Dixon, the group director of business development for AmeriGas, thinks the Cummins engine holds a key for the future success of the entire autogas segment. Fleet managers would like to see the industry practicing what it preaches and will be convinced to train mechanics on working with these engines. “If we can get more and more bobtails turning on propane, the autogas is going to start having more success,” he says.

“We need success stories like some of these fleets going propane,” McClendon agrees. “Testimonials will help create a snowball effect.”

PERC is well positioned to make a difference in relatively new areas, including renewable propane and on-site power generation, where a clean-burning energy appeals to a culture singularly focused on reducing emissions and achieving “net zero.” Already, Perkins is using his platform as PERC’s CEO to promote propane as a critical weapon in the climate change battle. Through speaking engagements and his “Path to Zero” podcast, Perkins touts the benefits of making biopropane from animal fats and cooking oils, made possible through a partnership between PERC and bio-diesel refineries.

“I understand producers are asking why are we producing biopropane if we have all this propane? But the point is … the world is changing, and we have to show progress to be part of that change,” says Roldan. “You have to show you’re being as innovative as you can to bring a lower-carbon option to the table. I hope we continue down that path in a more spirited way.”

Dixon points to a vociferous electricity lobby in places like California and some states in the Northeast, while PERC and NPGA staffers are doing “yeoman’s work” to ensure propane is considered.

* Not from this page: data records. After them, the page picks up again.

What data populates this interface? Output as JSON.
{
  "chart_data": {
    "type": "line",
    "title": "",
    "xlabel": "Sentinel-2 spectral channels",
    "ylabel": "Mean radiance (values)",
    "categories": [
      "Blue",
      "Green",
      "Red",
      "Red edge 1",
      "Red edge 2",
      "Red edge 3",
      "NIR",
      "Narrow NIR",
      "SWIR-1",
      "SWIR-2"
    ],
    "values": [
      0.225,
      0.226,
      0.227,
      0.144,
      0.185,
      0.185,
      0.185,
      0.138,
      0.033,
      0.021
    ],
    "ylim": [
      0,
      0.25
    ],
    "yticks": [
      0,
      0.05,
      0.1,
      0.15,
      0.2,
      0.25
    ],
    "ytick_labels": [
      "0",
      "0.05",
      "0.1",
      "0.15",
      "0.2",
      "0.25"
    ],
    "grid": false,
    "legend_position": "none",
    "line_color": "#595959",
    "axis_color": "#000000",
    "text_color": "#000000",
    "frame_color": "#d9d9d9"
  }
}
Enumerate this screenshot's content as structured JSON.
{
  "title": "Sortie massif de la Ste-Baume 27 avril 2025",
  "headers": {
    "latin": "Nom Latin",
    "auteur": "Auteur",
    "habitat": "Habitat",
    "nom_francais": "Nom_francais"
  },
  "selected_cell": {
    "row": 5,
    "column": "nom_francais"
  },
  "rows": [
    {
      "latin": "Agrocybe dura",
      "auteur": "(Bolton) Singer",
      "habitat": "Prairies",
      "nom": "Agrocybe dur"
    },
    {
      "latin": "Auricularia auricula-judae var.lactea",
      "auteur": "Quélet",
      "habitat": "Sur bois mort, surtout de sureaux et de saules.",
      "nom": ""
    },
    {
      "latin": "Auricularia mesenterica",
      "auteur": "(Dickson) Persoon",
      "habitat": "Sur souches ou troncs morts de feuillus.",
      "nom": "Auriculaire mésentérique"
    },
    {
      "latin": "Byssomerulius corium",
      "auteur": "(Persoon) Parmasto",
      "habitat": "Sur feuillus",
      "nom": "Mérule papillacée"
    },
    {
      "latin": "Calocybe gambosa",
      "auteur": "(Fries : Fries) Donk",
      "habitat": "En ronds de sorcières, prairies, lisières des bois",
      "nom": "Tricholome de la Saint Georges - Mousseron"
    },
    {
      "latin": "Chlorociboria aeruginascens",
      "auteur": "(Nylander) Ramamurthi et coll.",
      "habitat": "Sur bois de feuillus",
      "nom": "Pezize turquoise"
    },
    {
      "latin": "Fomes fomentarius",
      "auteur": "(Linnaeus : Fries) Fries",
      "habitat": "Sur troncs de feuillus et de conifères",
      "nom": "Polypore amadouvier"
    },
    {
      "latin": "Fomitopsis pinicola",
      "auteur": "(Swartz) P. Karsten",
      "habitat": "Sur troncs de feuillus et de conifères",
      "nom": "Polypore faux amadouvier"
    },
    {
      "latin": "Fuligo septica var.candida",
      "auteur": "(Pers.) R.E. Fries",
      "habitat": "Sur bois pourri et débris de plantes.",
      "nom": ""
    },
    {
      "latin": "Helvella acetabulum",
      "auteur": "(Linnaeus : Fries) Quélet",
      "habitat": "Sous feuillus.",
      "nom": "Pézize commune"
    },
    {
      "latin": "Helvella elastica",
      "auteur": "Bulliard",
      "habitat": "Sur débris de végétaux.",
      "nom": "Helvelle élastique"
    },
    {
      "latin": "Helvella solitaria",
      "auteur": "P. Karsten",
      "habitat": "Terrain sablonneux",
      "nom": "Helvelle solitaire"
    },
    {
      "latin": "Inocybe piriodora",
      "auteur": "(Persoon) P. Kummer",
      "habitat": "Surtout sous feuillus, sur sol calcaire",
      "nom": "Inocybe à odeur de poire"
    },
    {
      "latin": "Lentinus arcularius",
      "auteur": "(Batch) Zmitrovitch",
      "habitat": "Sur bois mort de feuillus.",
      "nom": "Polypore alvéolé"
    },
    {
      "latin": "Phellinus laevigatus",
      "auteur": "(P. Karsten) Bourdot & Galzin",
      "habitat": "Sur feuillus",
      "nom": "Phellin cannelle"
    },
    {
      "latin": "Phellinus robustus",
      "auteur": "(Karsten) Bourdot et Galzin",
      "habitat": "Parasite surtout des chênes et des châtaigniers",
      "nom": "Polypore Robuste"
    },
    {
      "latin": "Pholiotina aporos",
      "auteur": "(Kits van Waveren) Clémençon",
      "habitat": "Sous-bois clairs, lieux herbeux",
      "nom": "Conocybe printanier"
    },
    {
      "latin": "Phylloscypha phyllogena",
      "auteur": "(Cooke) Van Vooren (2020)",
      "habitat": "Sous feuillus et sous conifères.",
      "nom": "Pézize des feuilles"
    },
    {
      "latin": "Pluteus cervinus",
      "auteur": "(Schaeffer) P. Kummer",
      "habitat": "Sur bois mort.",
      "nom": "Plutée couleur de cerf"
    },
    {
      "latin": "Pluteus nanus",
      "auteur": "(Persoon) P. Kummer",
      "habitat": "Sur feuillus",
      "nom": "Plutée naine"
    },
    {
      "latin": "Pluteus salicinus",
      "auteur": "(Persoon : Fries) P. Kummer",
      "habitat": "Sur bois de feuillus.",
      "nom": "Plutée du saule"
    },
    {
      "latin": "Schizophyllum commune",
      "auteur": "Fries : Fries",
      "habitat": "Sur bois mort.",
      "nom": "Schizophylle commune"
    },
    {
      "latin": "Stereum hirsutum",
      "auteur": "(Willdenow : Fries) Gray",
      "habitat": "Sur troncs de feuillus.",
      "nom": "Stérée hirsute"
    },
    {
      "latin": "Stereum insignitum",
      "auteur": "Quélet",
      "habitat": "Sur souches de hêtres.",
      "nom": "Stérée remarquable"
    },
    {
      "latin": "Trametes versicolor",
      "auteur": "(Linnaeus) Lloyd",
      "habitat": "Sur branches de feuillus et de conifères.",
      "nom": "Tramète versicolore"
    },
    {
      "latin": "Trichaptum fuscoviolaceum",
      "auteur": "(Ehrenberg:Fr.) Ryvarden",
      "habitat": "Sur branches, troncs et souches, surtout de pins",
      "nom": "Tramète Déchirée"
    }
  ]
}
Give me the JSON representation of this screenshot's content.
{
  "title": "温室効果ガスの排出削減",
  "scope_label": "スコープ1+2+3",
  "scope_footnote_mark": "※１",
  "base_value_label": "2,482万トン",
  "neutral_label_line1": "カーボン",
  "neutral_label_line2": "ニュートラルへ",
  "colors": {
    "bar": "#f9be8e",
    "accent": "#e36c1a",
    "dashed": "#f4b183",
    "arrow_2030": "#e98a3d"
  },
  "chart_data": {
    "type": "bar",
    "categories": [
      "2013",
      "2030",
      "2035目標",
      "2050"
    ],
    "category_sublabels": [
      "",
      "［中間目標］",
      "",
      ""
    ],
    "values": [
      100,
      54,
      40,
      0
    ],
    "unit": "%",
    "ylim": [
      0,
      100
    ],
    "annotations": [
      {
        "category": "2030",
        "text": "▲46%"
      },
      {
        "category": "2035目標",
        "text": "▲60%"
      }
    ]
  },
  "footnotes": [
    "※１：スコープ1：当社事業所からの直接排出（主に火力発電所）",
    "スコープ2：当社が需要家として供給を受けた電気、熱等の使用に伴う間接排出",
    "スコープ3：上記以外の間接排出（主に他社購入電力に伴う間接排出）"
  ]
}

“I think they are leaving propane out of the equation when propane is something that can help the path to zero,” Dixon says. “We need to try to get ahead of this and have folks not just think electricity is the way to go, because there’s a lot of good things that propane can do in this country, for your house, your car, for everything.”

Because of the check-off program created by PERA, the propane industry has the resources and mechanism to explore these kinds of initiatives. Despite some challenging “teenage” years, industry leaders say PERC is growing into a mature organization with a solid foundation to forge new opportunities in expanding markets.

“It would be scary to think of what the industry would be if PERC was not around,” Dixon says bluntly.

Roy Willis credits the hundreds of volunteer councilors and advisory committee members over the years who have contributed their time and expertise to responsibly steward the resources generated by PERA.

“It is a selfless commitment and one that I think is the best example of the shared entrepreneurial spirit of the industry,” he says.

“I think the industry is more cohesive and collaborative today because PERC set out a blueprint, if you will, for the collaboration of the industry association.”